G-6-PD deficiency: The red blood cells contain an enzyme called as G-6-PD. Due to this enzyme, the red blood cells can utilise glucose for the formation of energy. If there is deficiency of this enzyme, the red blood cells cannot utilise the glucose and die early. Administration of drugs like quinine, aspirin, sulpha, chloromycetin and nitrofurantoin precipitates the destruction of red blood cells in such cases. These drugs should be avoided in individuals with G-6-PD deficiency. In such cases, the level of bilirubin in the individual increases.
Chronic destruction of red blood cells: In diseases like Cooley’s anaemia, sickle cell anaemia and congenital spherocytosis the structure of haemoglobin is abnormal. Hence the red blood cells in these patients die within 30 to 35 days instead of a normal lifespan of 100 days. In such cases, the liver and spleen get enlarged and the patient suffers from intermittent jaundice.

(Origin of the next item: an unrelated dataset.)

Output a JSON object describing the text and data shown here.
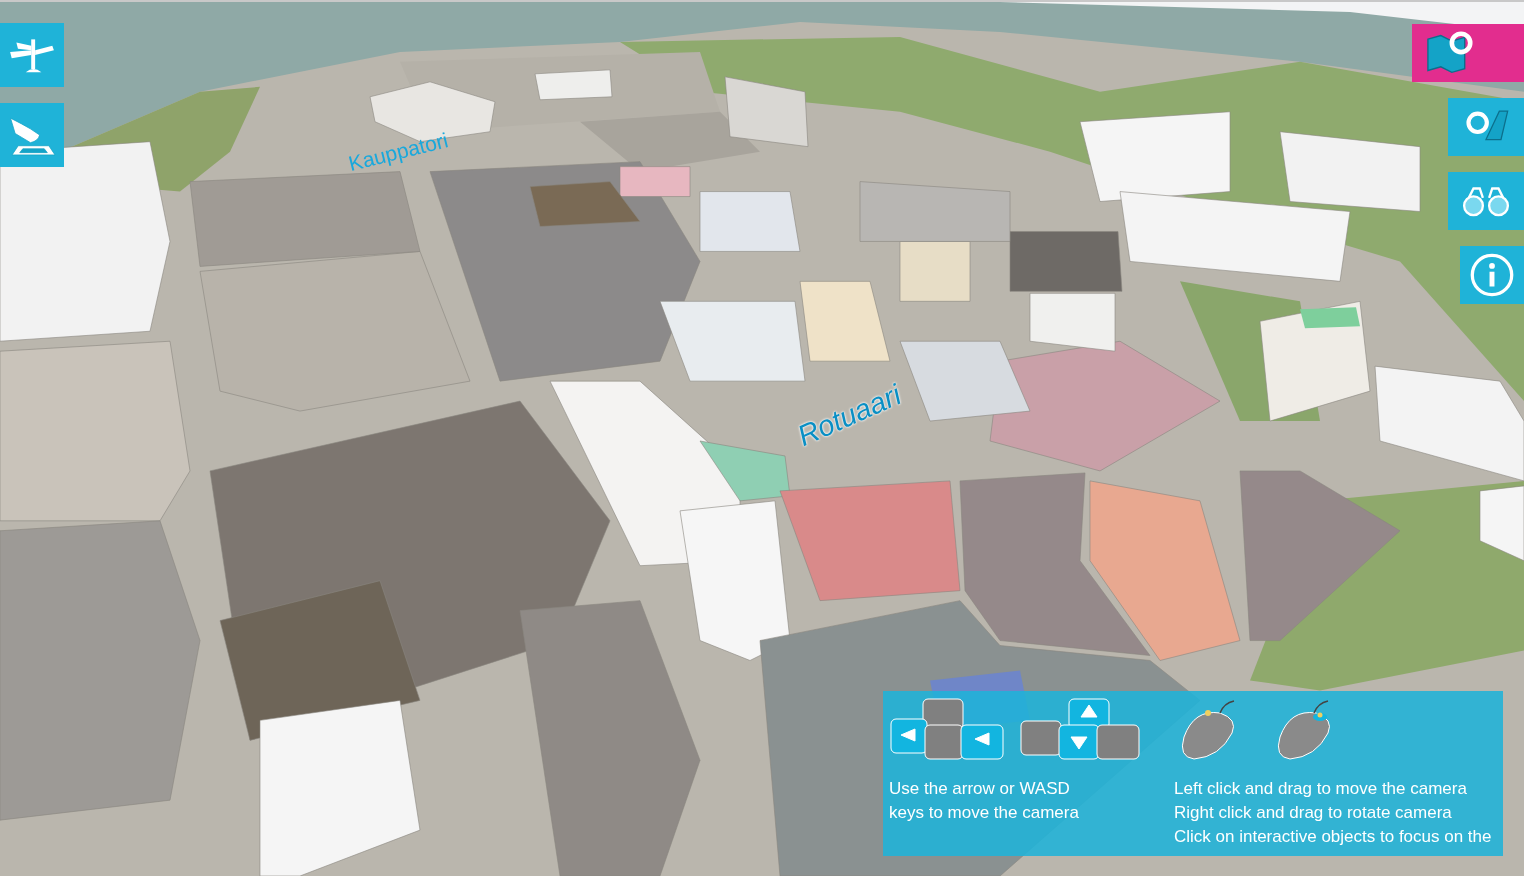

The bone marrow tries to compensate for this loss by increasing the manufacturing of the red blood cells. As a result, the reticulocyte count in the blood increases.
2G 3. Obstructive jaundice: Obstruction in the bile ducts results in accumulation of bile in the liver cells which in turn enters the blood and gives rise to increased level of bilirubin in the blood, resulting in jaundice. Due to the absence of bile in the intestines, the stools become white in colour and greasy as there is insufficient digestion and absorption of fat. The urine becomes dark yellow in colour.
In infective hepatitis caused by viruses, swelling of the liver cells obstructs the fine bile ducts and gives rise to jaundice. In some babies, the bile ducts are not formed in foetal life. In such babies, the jaundice is apparent in the first few days after birth and it steadily increases.
2G 4. Infective hepatitis: This jaundice is caused by hepatitis viruses which are named as A, B, C, D, and E.
2G 5. Cirrhosis of the liver: This is a chronic gradually progressive disease of the liver wherein the liver cells die and are replaced by fibrous tissue i.e. scar tissue. Many bile ducts are obstructed by the scar tissue. Hence the level of jaundice keeps on increasing gradually.